Extension/Extensibility examples in W3C Specifications:

The following is my attempt at summarizing a very interesting and 
informative discussion on extensions/extensibility and organize it in some 
way, so that we can incorporate it in the rewrite of the Specification 
Guidelines (SpecLite).   Please let me know where I've misrepresented 
something or just got it wrong as well as helping to add more detail and 
examples.   Additionally, I've indicated questions using @@.

1.  Definitions:  There is no clear definition of extension or 
extensibility, although both terms are used and seem to be understood 
within the context of their use.  They are tied closely to their (base) 
specification and vary as to the specificity of their meaning, use, 
invocation, etc.  However, there are characteristics that apply and a 
general definition can be derived.
Extension: characteristics that seem to always be true
  - additional feature (@@functionality?) to the specification.
  - does not break/negate the base specification
@@Are the following always true?
  - does not redefine existing technology (counterexample: CSS- By 
providing alternatives to another technology (@@is this true?)
- non-standardized functionality or capability beyond the scope of the 
specification. (counterexample: ??)

Therefore, general definitions:
a) Extension is the incorporation of additional features, beyond what is 
defined in the specification.

b) Extensibility is the ability of a specification to accept extensions in 
a defined way.  A specification is extensible if it provides a mechanism 
for any party to create extensions that do not interfere with conformance 
to the specification.

2.  Reasons for designing extensibility into a specification
- there will be extensions, it is inevitable.
- to accommodate the changing technology and information on the Web
- provides a stable, useful, framework to manage the rapid pace of 
technology change
- 'test drive' new functionality that may migrate into future specifications
- provides a consistent manner, leading to predictable handling of extensions
- less change for extension to interfere with conformance to the 
specification and a better change for achieving interoperability.

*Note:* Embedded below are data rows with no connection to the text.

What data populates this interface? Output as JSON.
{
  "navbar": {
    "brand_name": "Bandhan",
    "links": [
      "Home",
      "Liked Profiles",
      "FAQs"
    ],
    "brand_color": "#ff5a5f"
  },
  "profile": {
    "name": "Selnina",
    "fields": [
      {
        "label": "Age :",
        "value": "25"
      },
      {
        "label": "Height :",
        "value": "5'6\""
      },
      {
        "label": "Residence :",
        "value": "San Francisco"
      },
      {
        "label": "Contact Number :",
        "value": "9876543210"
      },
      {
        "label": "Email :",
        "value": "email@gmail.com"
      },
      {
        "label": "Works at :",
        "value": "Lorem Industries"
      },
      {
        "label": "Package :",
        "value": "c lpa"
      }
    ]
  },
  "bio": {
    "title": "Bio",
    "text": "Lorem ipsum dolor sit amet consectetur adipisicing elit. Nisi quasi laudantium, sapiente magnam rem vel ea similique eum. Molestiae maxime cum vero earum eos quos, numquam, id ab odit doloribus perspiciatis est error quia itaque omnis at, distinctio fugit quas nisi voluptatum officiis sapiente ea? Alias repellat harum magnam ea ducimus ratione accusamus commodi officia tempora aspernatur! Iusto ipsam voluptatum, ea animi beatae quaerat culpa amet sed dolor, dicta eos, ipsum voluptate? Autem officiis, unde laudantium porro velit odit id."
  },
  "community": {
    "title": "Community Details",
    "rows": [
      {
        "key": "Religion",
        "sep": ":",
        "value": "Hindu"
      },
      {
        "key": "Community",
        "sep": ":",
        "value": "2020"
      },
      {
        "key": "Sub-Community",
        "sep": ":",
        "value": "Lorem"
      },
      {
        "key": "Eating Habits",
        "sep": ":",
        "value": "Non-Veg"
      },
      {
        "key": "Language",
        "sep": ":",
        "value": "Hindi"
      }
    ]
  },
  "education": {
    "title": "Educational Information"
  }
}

3.  Planning for extensibility
- depends on the specification and the technology.
- can be included as a provision or feature in the specification (example: 
XSLT, WSDL, others?)
- can be based on other specifications (example: CC/PP based on HTTP Ext. 
Framework, Owl's semantic extensions of RDF)
- can be a specification only about extensibility of the technology 
(example: Component Extension (CX) API, HTTP Extension Framework, XHTML 
Modularization?)

4. What is being extended
- the technology defined by the specification (example: XSLT, WSDL, others?)
- another technologies (RDF+OWL where OWL adds additional constraints, others?)
@@Where does XHTML Modularization fit? Where does CSS-3 fit?

5.  Different mechanisms.
Again technology and application dictates the best strategy and mechanism.
- mechanisms take different forms:
   -- conformance criteria/rules (XHTML),
   -- framework (HTTP ext framework, XHTML Mod),
   -- techniques (XSLT, WSDL)
@@ is this helpful?  is it correct?  Are there other mechanisms?

6.  Additional items
- error handling  how to handle unknown extensions (@@ does this apply to 
everything or just agents? )
- unique identifiers and declarations indicate extensions (HTTP ext 
framework, CC/PP) (@@ are there are examples of this?)

Thank you to all who have shared their knowledge, examples, and comments. I 
welcome all and any additional comments, examples, draft text, etc.